The implementation does not define anything, the language spec does, and it says "Converts an integer to another integer while keeping the same numerical value". Casting a u4 to a usize should zero-fill it. I agree that the first example is UB, but the second example is not.

Whether this is a case of unchecked illegal behaviour from undefined, or of an incorrect assumption in the compiler implementation (missing a conversion operation, or missing a language-level assertion forbidding this) is up to interpretation until this scenario is fully standardized.

It has been "standardized" per the language spec, which is IMO the clear and obvious right definition.

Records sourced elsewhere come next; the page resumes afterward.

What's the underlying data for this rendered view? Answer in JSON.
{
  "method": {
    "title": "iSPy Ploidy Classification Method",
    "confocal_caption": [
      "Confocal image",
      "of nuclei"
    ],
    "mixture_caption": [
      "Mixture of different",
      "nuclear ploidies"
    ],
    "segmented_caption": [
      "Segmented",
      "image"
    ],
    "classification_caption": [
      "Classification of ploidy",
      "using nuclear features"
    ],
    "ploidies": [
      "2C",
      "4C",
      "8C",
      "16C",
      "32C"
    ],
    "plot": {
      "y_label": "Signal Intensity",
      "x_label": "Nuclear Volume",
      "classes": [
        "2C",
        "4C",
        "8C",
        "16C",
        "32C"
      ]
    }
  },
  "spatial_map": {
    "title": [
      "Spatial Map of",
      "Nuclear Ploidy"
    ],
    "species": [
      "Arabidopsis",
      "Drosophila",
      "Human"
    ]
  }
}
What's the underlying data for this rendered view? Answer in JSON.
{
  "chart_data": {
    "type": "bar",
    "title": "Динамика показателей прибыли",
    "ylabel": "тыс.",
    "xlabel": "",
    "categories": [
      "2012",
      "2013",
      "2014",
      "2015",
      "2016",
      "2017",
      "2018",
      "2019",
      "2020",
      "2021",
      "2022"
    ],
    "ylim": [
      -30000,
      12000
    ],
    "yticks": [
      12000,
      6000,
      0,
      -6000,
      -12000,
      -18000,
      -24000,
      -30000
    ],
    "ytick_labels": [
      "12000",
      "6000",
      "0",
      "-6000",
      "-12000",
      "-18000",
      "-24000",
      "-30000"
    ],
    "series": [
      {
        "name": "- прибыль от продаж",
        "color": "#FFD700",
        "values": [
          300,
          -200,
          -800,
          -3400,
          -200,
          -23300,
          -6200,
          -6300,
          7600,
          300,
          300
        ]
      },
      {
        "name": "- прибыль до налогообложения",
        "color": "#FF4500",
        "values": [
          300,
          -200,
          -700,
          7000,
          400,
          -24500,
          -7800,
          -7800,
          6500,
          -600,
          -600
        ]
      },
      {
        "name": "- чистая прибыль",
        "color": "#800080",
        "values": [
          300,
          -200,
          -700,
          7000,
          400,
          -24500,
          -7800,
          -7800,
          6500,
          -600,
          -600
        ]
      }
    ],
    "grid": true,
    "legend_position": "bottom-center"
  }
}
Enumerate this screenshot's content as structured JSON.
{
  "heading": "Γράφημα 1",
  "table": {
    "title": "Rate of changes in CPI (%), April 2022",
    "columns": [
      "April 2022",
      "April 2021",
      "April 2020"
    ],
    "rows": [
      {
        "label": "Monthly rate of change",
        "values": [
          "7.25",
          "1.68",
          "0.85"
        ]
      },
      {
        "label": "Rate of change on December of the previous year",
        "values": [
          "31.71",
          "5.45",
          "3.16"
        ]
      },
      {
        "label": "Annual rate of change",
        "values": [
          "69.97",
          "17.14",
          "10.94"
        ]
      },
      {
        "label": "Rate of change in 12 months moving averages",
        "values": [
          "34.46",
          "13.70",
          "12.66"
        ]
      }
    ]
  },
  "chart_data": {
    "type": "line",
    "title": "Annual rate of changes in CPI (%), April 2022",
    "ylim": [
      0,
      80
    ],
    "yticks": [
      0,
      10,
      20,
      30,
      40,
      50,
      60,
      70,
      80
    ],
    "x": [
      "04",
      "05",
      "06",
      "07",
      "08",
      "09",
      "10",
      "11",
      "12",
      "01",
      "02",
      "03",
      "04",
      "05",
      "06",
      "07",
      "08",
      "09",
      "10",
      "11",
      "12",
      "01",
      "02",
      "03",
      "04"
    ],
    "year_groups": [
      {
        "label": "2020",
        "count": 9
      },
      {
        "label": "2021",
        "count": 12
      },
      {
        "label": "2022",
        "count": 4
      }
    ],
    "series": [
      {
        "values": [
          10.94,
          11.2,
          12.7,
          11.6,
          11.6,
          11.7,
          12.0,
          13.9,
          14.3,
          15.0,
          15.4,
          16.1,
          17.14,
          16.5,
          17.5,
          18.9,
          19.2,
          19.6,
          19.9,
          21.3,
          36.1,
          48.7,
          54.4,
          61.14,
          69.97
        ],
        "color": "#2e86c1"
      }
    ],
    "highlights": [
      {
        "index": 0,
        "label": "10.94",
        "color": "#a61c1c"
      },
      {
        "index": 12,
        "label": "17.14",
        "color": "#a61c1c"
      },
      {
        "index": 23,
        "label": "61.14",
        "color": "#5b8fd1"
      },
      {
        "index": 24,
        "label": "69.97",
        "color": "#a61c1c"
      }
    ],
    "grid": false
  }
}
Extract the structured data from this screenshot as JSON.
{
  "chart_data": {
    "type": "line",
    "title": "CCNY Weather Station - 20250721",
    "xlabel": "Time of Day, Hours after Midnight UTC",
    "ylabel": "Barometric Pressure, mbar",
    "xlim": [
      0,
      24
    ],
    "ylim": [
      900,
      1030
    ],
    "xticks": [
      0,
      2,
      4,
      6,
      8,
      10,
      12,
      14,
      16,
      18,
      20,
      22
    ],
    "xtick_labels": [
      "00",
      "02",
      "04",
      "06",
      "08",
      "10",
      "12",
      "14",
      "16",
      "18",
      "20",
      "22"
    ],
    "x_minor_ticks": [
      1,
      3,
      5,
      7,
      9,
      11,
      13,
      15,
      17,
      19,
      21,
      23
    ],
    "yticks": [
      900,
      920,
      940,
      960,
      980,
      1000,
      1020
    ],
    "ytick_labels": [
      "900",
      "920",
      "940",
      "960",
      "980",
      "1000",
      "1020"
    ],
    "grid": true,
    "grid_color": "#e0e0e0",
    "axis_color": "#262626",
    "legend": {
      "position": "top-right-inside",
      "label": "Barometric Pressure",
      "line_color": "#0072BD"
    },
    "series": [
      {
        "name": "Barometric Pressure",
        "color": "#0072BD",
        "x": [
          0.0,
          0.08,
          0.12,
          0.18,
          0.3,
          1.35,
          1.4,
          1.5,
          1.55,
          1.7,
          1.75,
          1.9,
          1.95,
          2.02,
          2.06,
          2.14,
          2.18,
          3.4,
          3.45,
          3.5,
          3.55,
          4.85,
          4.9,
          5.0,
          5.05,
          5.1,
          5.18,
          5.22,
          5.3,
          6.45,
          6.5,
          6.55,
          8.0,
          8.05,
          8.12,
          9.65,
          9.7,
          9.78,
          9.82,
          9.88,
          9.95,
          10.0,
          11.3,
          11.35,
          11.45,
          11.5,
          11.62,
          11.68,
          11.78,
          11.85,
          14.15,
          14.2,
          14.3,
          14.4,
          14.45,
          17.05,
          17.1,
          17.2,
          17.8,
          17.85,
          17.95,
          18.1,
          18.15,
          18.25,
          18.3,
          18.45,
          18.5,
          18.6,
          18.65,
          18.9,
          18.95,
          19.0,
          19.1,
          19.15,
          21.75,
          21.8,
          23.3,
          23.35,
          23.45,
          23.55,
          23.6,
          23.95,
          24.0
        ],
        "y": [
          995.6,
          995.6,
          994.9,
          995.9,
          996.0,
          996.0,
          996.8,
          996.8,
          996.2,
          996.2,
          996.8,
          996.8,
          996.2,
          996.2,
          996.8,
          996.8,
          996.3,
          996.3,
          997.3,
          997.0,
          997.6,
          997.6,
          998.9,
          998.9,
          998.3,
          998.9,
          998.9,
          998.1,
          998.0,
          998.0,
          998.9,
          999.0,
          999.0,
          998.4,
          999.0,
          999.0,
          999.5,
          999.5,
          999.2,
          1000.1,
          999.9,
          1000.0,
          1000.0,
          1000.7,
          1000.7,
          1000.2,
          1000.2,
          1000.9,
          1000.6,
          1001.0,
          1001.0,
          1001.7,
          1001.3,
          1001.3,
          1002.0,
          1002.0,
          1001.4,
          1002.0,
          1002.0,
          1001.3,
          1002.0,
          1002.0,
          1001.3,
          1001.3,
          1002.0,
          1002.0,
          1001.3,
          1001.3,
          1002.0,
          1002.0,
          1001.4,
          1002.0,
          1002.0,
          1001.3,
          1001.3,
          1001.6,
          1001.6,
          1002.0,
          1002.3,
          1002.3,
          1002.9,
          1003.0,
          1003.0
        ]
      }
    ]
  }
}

jibal avatar Apr 14 '22 23:04 jibal

@jibal There is no language spec currently. There is documentation, but it is incomplete. For things not covered by the documentation, an accepted language proposal, or similar all we have is the stage1 implementation. For this implementation it was decided to rely on llvm for arbitrary bit width integer support and llvm has the semantics I quoted above.

The unsound operation in example 2 I'm talking about is pointer casting *[2]u4 to *[2]u8. Since @bitSizeOf([2]u4) and @bitSizeOf([2]u8) differ, I believe this to be unsound. We don't have a language spec yet though so we can't be proper language lawyers yet.

To repeat what I said in my original comment, how we define these semantics long term is certainly up for discussion and we may want to move away from LLVM's approach.

ifreund avatar Apr 17 '22 16:04 ifreund

This is UB, but there should at the very least exist safety-checks for this, if it is decided to remain illegal behaviour.